The first block, the 28-floor slab block, was demolished by controlled explosion on 10 June 2012.[18] The steel structured tower took just six seconds to fall after a series of carefully timed explosions, using 275 kilograms (606 pounds) of explosive, ripped along the building around the sixth to eighth floors. The second block, the 31-floor point block on Birnie Court was demolished on 5 May 2013,[19] at 11:46 a.m., taking about four seconds to fall.
In April 2014, it was announced that five of the remaining towers would be given a dramatic explosive demolition as part of the 2014 Commonwealth Games opening ceremony.[20] The spectacle would have the five towers simultaneously felled by controlled explosion, with the footage being broadcast live to large screens in Celtic Park.

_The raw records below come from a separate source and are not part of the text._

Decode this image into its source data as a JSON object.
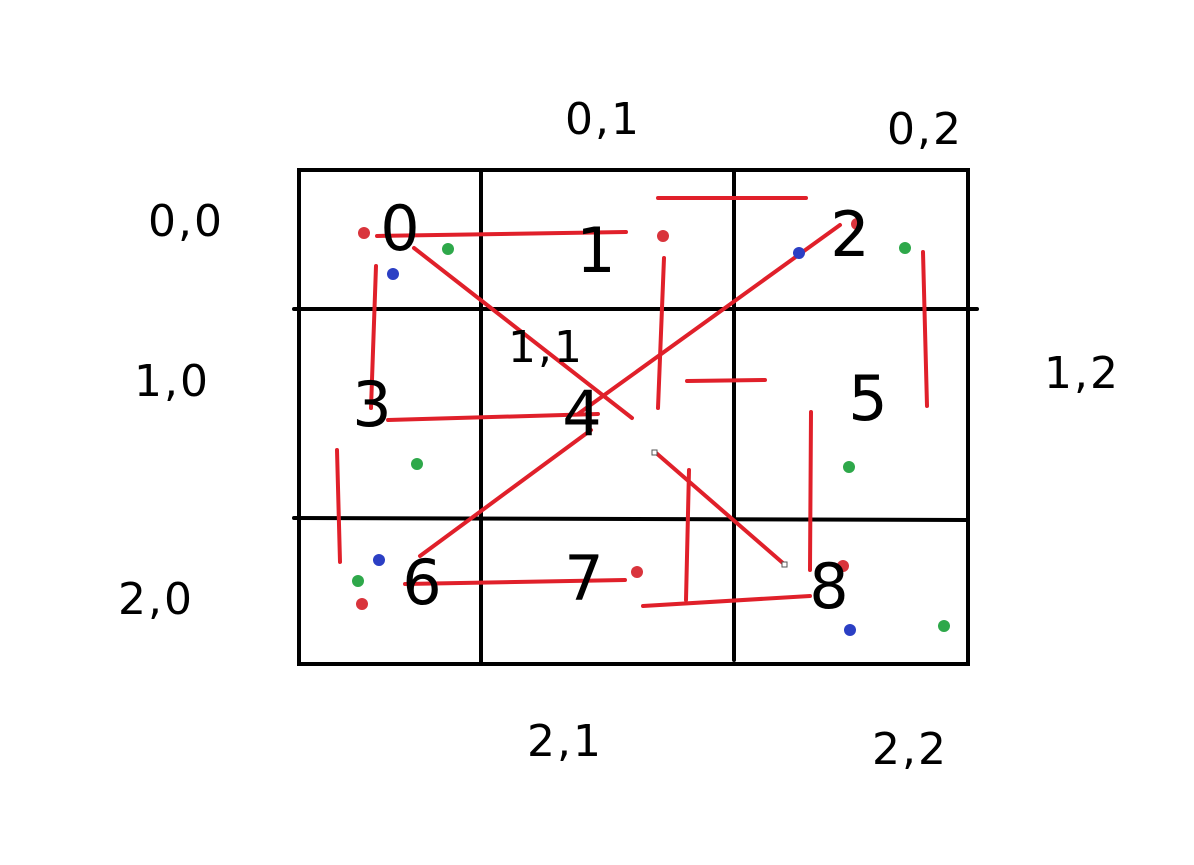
{
  "colors": {
    "grid": "#000000",
    "connections": "#e0202a",
    "dot_red": "#d9343c",
    "dot_green": "#2ea84a",
    "dot_blue": "#2b3fc4",
    "background": "#ffffff"
  },
  "coordinate_labels": {
    "c00": "0,0",
    "c01": "0,1",
    "c02": "0,2",
    "c10": "1,0",
    "c11": "1,1",
    "c12": "1,2",
    "c20": "2,0",
    "c21": "2,1",
    "c22": "2,2"
  },
  "cell_numbers": {
    "n0": "0",
    "n1": "1",
    "n2": "2",
    "n3": "3",
    "n4": "4",
    "n5": "5",
    "n6": "6",
    "n7": "7",
    "n8": "8"
  },
  "dot_colors": [
    "red",
    "green",
    "blue"
  ]
}
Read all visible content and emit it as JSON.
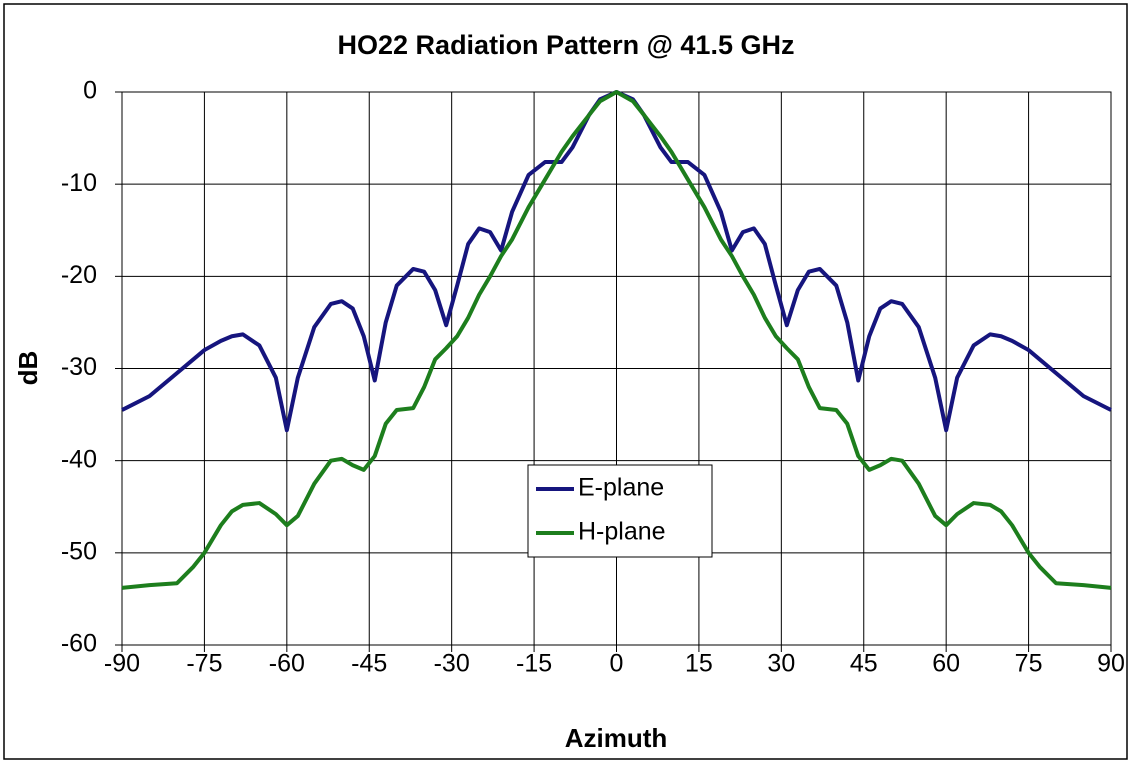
{
  "chart_data": {
    "type": "line",
    "title": "HO22 Radiation Pattern @ 41.5 GHz",
    "x_label": "Azimuth",
    "y_label": "dB",
    "x": [
      -90,
      -85,
      -80,
      -77,
      -75,
      -72,
      -70,
      -68,
      -65,
      -62,
      -60,
      -58,
      -55,
      -52,
      -50,
      -48,
      -46,
      -44,
      -42,
      -40,
      -37,
      -35,
      -33,
      -31,
      -29,
      -27,
      -25,
      -23,
      -21,
      -19,
      -16,
      -13,
      -10,
      -8,
      -5,
      -3,
      0,
      3,
      5,
      8,
      10,
      13,
      16,
      19,
      21,
      23,
      25,
      27,
      29,
      31,
      33,
      35,
      37,
      40,
      42,
      44,
      46,
      48,
      50,
      52,
      55,
      58,
      60,
      62,
      65,
      68,
      70,
      72,
      75,
      77,
      80,
      85,
      90
    ],
    "series": [
      {
        "name": "E-plane",
        "color": "#16157e",
        "values": [
          -34.5,
          -33,
          -30.5,
          -29,
          -28,
          -27,
          -26.5,
          -26.3,
          -27.5,
          -31,
          -36.7,
          -31,
          -25.5,
          -23,
          -22.7,
          -23.5,
          -26.5,
          -31.3,
          -25,
          -21,
          -19.2,
          -19.5,
          -21.5,
          -25.3,
          -21,
          -16.5,
          -14.8,
          -15.2,
          -17.2,
          -13,
          -9,
          -7.6,
          -7.6,
          -6,
          -2.5,
          -0.8,
          0,
          -0.8,
          -2.5,
          -6,
          -7.6,
          -7.6,
          -9,
          -13,
          -17.2,
          -15.2,
          -14.8,
          -16.5,
          -21,
          -25.3,
          -21.5,
          -19.5,
          -19.2,
          -21,
          -25,
          -31.3,
          -26.5,
          -23.5,
          -22.7,
          -23,
          -25.5,
          -31,
          -36.7,
          -31,
          -27.5,
          -26.3,
          -26.5,
          -27,
          -28,
          -29,
          -30.5,
          -33,
          -34.5
        ]
      },
      {
        "name": "H-plane",
        "color": "#1d7e1d",
        "values": [
          -53.8,
          -53.5,
          -53.3,
          -51.5,
          -50,
          -47,
          -45.5,
          -44.8,
          -44.6,
          -45.8,
          -47,
          -46,
          -42.5,
          -40,
          -39.8,
          -40.5,
          -41,
          -39.5,
          -36,
          -34.5,
          -34.3,
          -32,
          -29,
          -27.8,
          -26.5,
          -24.5,
          -22,
          -20,
          -17.8,
          -16,
          -12.5,
          -9.5,
          -6.5,
          -4.8,
          -2.5,
          -1,
          0,
          -1,
          -2.5,
          -4.8,
          -6.5,
          -9.5,
          -12.5,
          -16,
          -17.8,
          -20,
          -22,
          -24.5,
          -26.5,
          -27.8,
          -29,
          -32,
          -34.3,
          -34.5,
          -36,
          -39.5,
          -41,
          -40.5,
          -39.8,
          -40,
          -42.5,
          -46,
          -47,
          -45.8,
          -44.6,
          -44.8,
          -45.5,
          -47,
          -50,
          -51.5,
          -53.3,
          -53.5,
          -53.8
        ]
      }
    ],
    "xlim": [
      -90,
      90
    ],
    "xticks": [
      -90,
      -75,
      -60,
      -45,
      -30,
      -15,
      0,
      15,
      30,
      45,
      60,
      75,
      90
    ],
    "ylim": [
      -60,
      0
    ],
    "yticks": [
      -60,
      -50,
      -40,
      -30,
      -20,
      -10,
      0
    ],
    "grid": true,
    "legend": "center"
  }
}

Former MSP Carolyn Leckie criticised the demolition plans and called for the five flats to be “demolished with dignity, not for entertainment”. She has said “the image of tower blocks coming down is not a positive international spectacle” and suggests it also conveys disregard for the asylum seekers living in the sixth tower, which would remain standing.[21] The demolition plan for the Commonwealth Games was cancelled for safety reasons,[22] but the flats were demolished the following year.
In August 2015, Glasgow Housing Association announced that all six remaining high-rise blocks would be brought down in a one-off demolition later in 2015.[23] The six remaining towers were demolished on 11 October 2015, after Sheriff Court interdicts (the Scottish law equivalent of an injunction) were obtained against a group of residents who refused to leave their nearby homes during the explosions.[24] Two of the six blocks failed to completely collapse and remained partially standing.[25][26] The contractors, Safedem carried out a review to determine the best way of completing the demolition[27] and the partial remains of the two flats were eventually demolished using a high reach excavator.